I was touring the Gettysburg National Park battlefields when I learned that Maine’s governor, Paul Lepage, had joined 10 other states in suing President Barack Obama’s administration over the new directive that says public schools should let transgender students use the bathrooms and locker rooms that match their gender identity. At that moment I was standing five feet away from the Maine 20th Volunteers Civil War monument, which marks the ground where Maine hero Joshua Chamberlain won the Battle of Little Round Top.

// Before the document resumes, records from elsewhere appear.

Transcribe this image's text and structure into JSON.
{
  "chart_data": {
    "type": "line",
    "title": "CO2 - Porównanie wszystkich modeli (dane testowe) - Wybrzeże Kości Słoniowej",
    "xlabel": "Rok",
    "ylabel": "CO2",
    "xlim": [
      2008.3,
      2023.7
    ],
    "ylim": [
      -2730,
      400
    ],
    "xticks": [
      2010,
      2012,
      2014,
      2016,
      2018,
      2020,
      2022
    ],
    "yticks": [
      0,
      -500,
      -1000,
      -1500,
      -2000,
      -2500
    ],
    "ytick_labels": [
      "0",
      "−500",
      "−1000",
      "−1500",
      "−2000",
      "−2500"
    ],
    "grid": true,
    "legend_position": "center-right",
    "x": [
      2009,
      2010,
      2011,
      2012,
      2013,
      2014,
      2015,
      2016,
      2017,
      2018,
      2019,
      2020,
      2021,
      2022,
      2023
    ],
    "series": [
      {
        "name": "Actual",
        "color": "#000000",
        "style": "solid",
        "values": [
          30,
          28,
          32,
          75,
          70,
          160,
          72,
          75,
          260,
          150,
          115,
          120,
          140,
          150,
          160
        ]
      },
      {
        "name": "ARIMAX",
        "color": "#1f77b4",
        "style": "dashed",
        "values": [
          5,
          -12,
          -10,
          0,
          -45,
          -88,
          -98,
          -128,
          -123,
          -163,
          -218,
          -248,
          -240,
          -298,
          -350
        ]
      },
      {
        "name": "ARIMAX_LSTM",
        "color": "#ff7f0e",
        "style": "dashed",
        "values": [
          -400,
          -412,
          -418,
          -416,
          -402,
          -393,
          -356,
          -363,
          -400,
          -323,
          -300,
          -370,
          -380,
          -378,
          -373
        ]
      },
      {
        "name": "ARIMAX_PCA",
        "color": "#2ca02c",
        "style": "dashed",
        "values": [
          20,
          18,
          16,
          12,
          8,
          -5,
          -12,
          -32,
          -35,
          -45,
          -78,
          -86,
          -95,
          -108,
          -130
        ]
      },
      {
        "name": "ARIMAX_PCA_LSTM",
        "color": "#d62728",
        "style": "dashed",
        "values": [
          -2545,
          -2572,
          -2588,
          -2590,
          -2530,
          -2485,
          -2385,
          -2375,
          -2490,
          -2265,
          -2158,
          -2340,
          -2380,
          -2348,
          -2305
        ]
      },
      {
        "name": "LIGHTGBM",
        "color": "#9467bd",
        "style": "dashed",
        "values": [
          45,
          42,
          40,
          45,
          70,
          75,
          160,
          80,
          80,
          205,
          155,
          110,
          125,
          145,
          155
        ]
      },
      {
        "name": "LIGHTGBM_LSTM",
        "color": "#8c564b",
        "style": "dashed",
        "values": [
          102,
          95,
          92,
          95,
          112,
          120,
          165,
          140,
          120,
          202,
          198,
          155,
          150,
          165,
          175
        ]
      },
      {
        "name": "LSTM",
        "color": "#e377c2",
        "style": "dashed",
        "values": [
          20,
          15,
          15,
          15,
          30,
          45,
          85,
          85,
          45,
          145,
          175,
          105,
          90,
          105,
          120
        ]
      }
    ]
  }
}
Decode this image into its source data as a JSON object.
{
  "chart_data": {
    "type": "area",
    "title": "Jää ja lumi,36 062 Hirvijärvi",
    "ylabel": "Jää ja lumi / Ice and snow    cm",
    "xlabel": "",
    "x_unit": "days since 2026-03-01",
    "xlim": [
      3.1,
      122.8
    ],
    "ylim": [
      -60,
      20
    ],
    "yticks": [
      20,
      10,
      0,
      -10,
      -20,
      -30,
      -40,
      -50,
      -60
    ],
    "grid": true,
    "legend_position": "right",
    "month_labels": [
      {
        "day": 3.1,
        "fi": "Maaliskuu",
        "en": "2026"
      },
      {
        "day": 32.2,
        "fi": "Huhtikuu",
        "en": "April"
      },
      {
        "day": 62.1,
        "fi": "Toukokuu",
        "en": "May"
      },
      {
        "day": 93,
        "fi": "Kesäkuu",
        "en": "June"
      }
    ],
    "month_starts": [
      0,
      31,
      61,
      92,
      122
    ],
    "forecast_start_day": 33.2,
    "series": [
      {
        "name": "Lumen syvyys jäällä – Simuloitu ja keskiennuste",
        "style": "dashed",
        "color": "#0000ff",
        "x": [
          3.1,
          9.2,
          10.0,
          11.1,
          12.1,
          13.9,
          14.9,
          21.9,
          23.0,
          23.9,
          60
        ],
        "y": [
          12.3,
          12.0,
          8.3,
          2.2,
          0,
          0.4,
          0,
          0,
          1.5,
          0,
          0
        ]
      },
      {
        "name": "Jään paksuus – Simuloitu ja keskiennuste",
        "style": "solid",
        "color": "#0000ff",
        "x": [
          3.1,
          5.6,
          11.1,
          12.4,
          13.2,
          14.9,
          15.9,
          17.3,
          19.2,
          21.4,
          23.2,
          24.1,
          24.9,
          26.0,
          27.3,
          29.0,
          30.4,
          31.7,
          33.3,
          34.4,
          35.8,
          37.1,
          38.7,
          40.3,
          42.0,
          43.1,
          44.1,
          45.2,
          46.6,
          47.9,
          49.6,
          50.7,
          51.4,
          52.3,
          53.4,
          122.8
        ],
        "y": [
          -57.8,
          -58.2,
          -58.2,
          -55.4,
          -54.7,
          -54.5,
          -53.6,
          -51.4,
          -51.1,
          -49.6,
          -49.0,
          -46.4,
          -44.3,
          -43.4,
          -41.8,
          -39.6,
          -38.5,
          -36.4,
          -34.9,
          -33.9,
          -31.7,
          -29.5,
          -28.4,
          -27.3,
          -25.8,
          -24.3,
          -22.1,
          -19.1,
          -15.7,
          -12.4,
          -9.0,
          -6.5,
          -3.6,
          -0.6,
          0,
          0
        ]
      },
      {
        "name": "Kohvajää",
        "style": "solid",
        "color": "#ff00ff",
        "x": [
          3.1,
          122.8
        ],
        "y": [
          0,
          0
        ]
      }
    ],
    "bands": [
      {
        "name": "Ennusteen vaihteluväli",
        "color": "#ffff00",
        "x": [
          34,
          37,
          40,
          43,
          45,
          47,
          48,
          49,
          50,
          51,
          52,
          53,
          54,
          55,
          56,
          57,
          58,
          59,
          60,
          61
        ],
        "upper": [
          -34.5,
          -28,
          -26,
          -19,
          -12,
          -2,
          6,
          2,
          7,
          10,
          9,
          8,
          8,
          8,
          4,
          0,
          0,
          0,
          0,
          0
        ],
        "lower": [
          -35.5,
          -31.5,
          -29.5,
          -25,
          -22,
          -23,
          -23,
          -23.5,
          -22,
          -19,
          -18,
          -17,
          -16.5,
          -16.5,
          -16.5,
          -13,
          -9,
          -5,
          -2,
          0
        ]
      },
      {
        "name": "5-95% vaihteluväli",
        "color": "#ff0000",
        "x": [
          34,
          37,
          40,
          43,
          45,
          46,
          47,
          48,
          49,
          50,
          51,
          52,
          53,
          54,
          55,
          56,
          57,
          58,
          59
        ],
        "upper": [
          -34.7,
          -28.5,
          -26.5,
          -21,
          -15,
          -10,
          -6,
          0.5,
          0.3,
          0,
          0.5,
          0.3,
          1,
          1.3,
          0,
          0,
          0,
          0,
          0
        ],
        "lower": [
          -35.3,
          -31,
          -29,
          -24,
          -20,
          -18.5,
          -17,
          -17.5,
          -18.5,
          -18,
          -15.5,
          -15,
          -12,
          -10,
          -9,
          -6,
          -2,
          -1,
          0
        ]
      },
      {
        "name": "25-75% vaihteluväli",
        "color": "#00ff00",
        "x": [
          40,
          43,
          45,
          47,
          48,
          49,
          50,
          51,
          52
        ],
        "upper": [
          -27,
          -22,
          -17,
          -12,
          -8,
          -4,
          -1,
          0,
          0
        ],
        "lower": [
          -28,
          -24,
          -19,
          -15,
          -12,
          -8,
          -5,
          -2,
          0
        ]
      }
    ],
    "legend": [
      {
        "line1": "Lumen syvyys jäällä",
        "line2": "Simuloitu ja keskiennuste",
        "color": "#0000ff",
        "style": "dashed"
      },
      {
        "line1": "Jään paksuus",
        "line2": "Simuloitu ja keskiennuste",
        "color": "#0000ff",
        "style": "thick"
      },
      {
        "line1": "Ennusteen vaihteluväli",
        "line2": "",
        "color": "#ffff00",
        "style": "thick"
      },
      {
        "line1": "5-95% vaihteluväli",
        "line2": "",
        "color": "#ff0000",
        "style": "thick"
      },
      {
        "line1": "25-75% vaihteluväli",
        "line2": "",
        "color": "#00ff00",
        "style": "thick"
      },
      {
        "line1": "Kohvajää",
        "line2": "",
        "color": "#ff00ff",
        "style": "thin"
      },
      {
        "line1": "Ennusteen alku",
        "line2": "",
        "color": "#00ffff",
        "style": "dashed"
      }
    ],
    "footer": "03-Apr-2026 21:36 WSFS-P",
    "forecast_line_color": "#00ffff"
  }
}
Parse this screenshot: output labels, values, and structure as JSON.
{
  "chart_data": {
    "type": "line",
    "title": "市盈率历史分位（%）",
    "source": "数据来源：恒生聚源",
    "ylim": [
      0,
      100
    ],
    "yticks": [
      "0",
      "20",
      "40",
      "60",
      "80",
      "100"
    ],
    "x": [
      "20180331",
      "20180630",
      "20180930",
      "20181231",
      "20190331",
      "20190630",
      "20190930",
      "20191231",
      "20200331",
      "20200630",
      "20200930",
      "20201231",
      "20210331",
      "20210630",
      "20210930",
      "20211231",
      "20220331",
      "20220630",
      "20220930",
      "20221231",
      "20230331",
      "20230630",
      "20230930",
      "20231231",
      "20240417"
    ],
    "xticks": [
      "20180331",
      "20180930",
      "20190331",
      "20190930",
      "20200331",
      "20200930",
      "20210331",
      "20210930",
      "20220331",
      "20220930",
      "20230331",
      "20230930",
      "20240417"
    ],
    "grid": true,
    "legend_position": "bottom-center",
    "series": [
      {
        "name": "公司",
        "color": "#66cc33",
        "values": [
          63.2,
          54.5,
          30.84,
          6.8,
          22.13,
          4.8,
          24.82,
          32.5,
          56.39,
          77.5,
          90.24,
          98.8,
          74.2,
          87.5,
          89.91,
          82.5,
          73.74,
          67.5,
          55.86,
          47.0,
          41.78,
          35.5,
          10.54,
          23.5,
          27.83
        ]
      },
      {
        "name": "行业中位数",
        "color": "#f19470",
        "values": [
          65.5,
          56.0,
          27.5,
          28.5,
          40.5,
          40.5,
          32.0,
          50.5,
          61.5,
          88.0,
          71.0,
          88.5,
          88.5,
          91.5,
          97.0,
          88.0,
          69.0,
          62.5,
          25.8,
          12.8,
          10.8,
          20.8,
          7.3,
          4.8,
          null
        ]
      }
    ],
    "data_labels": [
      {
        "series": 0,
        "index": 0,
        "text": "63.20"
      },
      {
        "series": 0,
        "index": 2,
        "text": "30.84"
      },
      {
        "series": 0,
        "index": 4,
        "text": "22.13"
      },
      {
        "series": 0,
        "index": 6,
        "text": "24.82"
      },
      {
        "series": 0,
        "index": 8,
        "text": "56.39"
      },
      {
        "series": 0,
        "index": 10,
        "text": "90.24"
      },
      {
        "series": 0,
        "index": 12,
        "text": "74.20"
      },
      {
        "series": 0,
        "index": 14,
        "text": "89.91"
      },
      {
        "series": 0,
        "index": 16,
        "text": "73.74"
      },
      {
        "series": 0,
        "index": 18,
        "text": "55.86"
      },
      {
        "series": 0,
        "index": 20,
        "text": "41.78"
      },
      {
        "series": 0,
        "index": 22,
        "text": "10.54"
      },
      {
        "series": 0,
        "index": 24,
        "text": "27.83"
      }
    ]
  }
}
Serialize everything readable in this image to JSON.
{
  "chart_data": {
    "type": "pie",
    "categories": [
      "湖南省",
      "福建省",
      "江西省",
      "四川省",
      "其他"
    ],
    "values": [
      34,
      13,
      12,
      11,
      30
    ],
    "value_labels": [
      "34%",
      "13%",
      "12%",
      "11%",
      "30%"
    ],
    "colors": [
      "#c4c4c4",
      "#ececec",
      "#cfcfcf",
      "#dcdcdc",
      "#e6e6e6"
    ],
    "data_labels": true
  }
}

Hearing that our governor was joining this protest made me sick to my stomach. My family’s battles for equality are still too fresh. In 2014 my family won a case in the Maine Supreme Court against our school district for preventing my transgender daughter, Nicole, from using her school’s student restrooms. Stories of other families suffering because people are afraid of transgender people across the nation haunt me. When Nicole and her twin brother, Jonas, were 10-years-old, I had to sit down at our breakfast table to talk to them about hate, fear, freedom of speech and equality.
Freedom and equality are strong words, but at the time I did not understand their true meaning. As I watched Nicole be denied an equal education and the same common privileges as her classmates, I started to understand their power. As we moved to a new town to live in hiding, and I worried whether my daughter would be safe, I came to understand why we must fight to make sure that they are more than just words. The strength and wisdom needed to make them come true requires courage and action.
My children learned the power of these words at an early age. They often faced bullying, harassment and discrimination, but like Chamberlain, they stood firm. Chamberlain never wavered or retreated. He instilled in his men a strong sense of loyalty, duty and honor. His men followed him because he was a true leader. I have tried to teach my children the same. They believed that our state leaders would do the same. But some are not prepared to do so.
Over the past seven years my family has asked our state and national leaders to guarantee equality for every American no matter their race, religion, sexual orientation or gender identity. I was so pleased to see that President Obama, the Department of Education and the Department of Justice understood the needs of the transgender community. I am proud of them for having the courage to make stand for comprehensive equality, and I am disappointed that others are now taking wrong turn, and that transgender Americans could be placed in harm’s way.
It is disheartening that these governors have not become more knowledgable, that they are listening to false truths. If they were true leaders, they would seek out the truth and see that their fears are unwarranted.
At Gettysburg, looking down at the once blood-stained fields with names like Devil’s Den and Cemetery Ridge, I was reminded that families and friends killed each other here. They did so because their definitions of freedom were different. Yet President Abraham Lincoln set a clear vision for us all to follow:
“Four score and seven years ago our fathers brought forth on this continent, a new nation, conceived in Liberty, and dedicated to the proposition that all men are created equal. “
Every governor in America needs to visit Gettysburg and walk the property with a qualified historian and listen closely to learn from our past. There is so much to learn about life, death, honor and leadership from those who fought and died on our own soil. Listening to our guide describe how the 20th Maine Volunteers advanced without ammunition, fixing their bayonet’s for a charge knowing that they were sacrificing their lives to protect others was almost unimaginable. They were not running to die; they ran forward to bring freedom to people they did not know.
As I walked the hallowed grounds of Gettysburg, imagining each intricate decision of battle, I continued to look to back at Little Round Top. I thought about my own battles, battles against good Americans who cannot or will not try to conquer their fears. I thought about my own failures as a young leader and father. My fears kept me from accepting that my son was in fact my daughter. With time I gained the courage and strength to change. It required a strong loving heart and an open mind, and with new knowledge I mustered the courage to admit I was wrong and discard my fears.
Leaders do more than lead us in battles; they are role models, mentors and advocates for change. The governor of Maine has a right to his own opinion—freedom of speech must not be denied—but it is unfortunate that he is using the power of his position to promote policies that do not reflect the will of the people of Maine. Time and time again the citizens of Maine, the majority of our elected officials and our state’s highest court have had the foresight and courage to protect and serve all Mainers. I would hope that he and every state governor would do the same.